MICHELLE WILLARD, Post Staff Writer


Managing growth and protecting Rutherford County’s resources top the list of issues from, Parsons Brinkerhoff, consultants behind a comprehensive plan’s development.

Parsons Brinkerhoff presented its Existing Conditions Report to Rutherford County Comprehensive Plan’s Steering Committee on Monday night.

The report outlines where the county stands now and the trends that brought it to this point, as well as important issues that need to be addressed when the comprehensive land-use plan is developed.

The main issue the county needs to address is the exponential growth it has experienced in the past three decades.

“Rutherford County has experience over 300 percent growth since 1970, more than five times the growth rate of the State of Tennessee,” the Parsons Brinkerhoff report said.

It also points out the county is the second largest in Middle Tennessee, but has 12.6 percent of the population living below the poverty line, second only to Montgomery County.

One reason the county has grown so swiftly is the relative ease for developers to build residential developments.

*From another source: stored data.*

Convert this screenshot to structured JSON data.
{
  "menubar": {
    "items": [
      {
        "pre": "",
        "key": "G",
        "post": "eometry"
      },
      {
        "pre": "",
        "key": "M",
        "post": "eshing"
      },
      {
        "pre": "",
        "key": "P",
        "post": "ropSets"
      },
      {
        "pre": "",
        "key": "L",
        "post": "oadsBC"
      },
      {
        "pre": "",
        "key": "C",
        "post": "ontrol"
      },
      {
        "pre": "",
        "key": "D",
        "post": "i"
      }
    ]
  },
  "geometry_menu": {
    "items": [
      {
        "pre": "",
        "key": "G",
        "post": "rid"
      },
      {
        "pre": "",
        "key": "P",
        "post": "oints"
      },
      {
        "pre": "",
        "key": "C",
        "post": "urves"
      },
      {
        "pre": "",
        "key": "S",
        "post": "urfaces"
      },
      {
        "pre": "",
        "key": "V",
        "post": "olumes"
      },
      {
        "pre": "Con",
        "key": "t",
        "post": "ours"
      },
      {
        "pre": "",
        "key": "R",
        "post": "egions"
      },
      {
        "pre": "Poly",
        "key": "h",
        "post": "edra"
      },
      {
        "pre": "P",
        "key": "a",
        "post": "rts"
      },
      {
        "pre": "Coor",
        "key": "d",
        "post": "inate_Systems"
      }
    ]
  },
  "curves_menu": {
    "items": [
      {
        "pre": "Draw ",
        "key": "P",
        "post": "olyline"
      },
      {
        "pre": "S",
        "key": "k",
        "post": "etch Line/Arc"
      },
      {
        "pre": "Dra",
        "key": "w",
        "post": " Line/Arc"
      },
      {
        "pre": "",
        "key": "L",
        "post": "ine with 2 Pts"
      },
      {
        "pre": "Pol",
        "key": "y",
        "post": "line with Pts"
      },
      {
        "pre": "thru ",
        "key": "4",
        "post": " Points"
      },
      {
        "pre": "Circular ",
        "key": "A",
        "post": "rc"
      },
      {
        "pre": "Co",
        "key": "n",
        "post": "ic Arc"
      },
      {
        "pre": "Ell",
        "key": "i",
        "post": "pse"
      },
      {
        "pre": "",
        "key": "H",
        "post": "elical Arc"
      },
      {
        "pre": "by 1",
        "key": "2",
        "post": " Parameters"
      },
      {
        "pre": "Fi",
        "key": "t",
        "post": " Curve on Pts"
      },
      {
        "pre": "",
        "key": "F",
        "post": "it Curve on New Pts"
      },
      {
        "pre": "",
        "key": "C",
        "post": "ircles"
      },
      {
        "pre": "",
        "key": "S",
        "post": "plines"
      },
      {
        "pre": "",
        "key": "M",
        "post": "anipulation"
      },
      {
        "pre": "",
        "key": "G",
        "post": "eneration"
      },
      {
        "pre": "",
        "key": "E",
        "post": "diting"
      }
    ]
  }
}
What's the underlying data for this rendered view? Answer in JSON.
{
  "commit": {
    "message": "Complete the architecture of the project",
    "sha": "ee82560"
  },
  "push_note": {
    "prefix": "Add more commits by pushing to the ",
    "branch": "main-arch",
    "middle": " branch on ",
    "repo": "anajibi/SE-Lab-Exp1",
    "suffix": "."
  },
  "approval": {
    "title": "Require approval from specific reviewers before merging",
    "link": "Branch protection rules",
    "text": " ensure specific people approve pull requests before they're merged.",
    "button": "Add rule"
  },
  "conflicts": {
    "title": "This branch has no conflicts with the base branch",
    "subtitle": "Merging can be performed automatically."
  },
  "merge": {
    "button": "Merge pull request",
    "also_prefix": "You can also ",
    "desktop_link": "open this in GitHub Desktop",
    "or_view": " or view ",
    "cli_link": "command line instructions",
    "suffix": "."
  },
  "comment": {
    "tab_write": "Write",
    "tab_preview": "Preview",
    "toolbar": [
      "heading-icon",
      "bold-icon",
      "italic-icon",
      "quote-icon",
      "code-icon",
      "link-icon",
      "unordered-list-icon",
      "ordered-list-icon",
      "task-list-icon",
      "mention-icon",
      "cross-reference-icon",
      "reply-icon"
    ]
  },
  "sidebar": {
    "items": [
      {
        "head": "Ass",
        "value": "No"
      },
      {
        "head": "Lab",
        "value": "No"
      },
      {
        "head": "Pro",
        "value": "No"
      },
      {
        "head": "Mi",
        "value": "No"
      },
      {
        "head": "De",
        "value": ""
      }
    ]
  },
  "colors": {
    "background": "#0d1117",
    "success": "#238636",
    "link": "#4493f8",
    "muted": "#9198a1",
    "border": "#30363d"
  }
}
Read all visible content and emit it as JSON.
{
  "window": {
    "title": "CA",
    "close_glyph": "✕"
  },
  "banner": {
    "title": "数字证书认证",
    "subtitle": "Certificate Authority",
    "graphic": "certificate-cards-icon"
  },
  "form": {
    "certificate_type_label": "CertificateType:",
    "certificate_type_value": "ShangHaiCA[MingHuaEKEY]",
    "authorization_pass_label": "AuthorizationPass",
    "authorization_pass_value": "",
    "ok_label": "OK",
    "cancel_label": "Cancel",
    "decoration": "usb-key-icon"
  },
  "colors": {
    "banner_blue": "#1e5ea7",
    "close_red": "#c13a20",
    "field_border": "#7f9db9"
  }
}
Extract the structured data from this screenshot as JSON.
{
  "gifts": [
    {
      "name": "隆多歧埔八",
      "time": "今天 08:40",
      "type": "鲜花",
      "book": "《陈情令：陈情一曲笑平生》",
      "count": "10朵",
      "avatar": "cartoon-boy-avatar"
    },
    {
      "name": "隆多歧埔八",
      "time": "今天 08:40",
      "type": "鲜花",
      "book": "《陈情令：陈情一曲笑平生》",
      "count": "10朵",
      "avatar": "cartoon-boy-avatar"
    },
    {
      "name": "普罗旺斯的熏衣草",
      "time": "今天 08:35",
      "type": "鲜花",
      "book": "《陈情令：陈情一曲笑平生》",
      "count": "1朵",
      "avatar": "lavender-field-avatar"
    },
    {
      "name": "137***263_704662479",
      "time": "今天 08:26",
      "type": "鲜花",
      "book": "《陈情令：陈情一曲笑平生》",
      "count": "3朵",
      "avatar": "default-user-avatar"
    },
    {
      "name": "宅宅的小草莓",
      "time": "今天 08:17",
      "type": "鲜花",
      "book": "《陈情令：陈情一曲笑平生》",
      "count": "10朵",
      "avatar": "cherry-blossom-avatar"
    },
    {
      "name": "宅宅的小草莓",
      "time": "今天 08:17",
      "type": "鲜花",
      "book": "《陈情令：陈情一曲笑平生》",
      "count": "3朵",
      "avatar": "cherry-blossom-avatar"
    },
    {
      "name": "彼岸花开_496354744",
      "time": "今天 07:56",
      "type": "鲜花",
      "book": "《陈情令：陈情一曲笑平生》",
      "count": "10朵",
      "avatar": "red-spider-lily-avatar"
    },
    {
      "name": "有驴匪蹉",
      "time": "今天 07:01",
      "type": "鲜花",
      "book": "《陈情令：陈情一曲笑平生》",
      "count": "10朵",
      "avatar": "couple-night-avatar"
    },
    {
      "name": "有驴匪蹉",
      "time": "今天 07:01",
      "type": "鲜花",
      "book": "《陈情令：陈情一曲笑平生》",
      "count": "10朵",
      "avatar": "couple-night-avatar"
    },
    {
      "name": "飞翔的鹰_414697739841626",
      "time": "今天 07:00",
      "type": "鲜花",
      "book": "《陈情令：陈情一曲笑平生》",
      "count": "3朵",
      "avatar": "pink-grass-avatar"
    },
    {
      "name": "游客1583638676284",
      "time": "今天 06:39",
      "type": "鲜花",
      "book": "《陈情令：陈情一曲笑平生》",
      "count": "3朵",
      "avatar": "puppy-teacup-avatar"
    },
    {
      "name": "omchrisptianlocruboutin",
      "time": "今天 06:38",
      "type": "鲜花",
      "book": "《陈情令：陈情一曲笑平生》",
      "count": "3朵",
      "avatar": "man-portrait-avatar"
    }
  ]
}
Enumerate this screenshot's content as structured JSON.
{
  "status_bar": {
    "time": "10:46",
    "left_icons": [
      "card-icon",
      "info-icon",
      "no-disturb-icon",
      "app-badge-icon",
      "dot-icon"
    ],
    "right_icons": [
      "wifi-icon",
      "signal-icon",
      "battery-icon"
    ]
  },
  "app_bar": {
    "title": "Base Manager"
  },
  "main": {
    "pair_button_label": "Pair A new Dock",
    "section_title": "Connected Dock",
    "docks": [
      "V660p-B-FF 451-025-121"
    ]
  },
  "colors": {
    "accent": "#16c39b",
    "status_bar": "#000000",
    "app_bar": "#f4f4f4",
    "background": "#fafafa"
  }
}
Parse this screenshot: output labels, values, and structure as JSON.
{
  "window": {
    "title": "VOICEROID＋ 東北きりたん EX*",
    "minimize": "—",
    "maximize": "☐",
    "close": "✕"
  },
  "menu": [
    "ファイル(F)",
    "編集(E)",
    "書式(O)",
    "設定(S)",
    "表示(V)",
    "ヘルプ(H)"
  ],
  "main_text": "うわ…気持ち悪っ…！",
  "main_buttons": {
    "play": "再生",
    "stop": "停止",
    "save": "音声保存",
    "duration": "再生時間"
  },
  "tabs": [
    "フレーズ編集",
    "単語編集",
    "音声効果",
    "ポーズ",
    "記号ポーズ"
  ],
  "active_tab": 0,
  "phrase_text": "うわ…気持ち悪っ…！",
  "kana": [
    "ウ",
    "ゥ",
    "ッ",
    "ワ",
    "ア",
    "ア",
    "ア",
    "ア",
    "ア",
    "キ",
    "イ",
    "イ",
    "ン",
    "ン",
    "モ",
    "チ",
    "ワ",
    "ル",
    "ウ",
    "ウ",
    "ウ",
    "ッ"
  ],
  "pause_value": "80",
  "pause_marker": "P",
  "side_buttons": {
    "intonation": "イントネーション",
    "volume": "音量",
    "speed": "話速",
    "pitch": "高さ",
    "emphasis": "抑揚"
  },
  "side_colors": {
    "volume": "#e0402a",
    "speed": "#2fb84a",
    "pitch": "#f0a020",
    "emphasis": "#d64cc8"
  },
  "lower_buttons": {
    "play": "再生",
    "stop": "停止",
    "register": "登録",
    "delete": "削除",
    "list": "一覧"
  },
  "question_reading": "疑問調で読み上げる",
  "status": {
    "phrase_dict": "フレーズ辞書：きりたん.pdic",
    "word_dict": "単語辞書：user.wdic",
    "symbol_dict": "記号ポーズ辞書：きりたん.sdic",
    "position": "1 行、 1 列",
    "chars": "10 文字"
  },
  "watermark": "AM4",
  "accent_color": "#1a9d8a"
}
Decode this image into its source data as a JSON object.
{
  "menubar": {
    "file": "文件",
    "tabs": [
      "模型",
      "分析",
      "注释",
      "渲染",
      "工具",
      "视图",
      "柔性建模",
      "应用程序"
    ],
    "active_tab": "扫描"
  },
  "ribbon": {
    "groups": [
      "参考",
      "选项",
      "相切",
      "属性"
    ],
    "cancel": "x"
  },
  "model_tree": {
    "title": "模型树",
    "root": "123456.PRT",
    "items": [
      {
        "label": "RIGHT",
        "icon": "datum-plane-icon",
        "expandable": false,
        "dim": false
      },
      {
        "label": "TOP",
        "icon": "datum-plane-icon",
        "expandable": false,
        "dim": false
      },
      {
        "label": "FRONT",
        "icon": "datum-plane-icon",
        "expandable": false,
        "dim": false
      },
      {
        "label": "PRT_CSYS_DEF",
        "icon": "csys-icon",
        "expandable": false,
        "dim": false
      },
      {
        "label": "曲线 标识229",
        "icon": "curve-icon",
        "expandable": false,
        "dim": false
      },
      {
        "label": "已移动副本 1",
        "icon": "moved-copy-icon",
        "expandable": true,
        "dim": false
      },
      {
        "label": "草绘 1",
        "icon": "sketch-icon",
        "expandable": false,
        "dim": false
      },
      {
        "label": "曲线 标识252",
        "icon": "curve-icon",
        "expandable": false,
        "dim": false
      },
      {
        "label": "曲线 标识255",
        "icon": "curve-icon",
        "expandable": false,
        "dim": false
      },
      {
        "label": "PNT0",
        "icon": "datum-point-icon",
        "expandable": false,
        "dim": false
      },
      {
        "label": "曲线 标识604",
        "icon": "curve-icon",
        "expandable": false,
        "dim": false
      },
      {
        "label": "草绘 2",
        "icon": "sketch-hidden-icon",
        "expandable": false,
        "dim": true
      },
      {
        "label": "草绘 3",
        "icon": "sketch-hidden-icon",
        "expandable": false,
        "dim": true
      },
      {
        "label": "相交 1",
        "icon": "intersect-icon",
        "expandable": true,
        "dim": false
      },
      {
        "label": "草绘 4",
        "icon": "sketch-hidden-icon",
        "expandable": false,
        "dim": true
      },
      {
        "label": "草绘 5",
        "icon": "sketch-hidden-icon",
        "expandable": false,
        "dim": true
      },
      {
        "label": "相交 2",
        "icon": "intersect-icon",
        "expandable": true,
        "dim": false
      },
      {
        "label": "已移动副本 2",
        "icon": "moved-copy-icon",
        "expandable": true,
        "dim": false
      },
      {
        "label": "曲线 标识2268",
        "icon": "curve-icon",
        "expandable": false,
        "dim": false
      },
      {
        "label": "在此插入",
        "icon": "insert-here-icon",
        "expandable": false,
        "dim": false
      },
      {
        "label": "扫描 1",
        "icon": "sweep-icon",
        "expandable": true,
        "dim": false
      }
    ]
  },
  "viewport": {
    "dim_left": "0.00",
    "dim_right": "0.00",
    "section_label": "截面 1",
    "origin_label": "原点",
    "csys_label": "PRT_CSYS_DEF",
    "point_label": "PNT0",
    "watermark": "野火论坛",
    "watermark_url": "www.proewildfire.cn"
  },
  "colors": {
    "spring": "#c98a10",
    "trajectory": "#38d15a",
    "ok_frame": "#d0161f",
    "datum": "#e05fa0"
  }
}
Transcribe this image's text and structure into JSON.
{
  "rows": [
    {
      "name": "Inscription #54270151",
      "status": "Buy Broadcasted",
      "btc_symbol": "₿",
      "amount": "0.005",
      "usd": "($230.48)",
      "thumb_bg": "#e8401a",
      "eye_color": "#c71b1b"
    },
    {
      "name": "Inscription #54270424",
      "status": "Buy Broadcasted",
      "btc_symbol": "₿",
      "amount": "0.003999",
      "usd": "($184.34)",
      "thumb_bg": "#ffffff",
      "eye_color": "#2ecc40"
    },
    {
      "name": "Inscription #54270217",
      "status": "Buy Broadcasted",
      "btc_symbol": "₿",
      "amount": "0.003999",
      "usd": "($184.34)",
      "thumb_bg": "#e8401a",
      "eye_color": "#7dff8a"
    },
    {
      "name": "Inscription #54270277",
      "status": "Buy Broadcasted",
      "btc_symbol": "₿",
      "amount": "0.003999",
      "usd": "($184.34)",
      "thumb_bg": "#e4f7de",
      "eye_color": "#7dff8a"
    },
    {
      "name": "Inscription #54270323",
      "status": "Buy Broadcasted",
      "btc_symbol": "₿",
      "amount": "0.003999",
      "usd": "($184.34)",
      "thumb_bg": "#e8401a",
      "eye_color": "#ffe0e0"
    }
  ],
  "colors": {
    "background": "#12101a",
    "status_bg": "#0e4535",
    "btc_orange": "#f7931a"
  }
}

“While many parcels of land are still vacant, the current zoning structure allows for, and even encourages, future residential development,” the report said. Land in the county is, by default, zoned residential, but can be rezoned with a joint rezoning/conditional-use permit.

Because of the ease with which houses are built, in the mid-1990s 60 acres per day were being developed from open space to mostly residential tracts.

“Many of the older communities that formed Rutherford County have either disappeared of lost their distinguishing characteristics, also altering the cultural and physical landscape of the county,” the report said.

All the development and affordable housing has also brought in commuters from surrounding counties with most commuters headed into Davidson County daily.

“Rutherford County send 2.65 workers to other counties for every worker who commutes into Rutherford County,” the report said.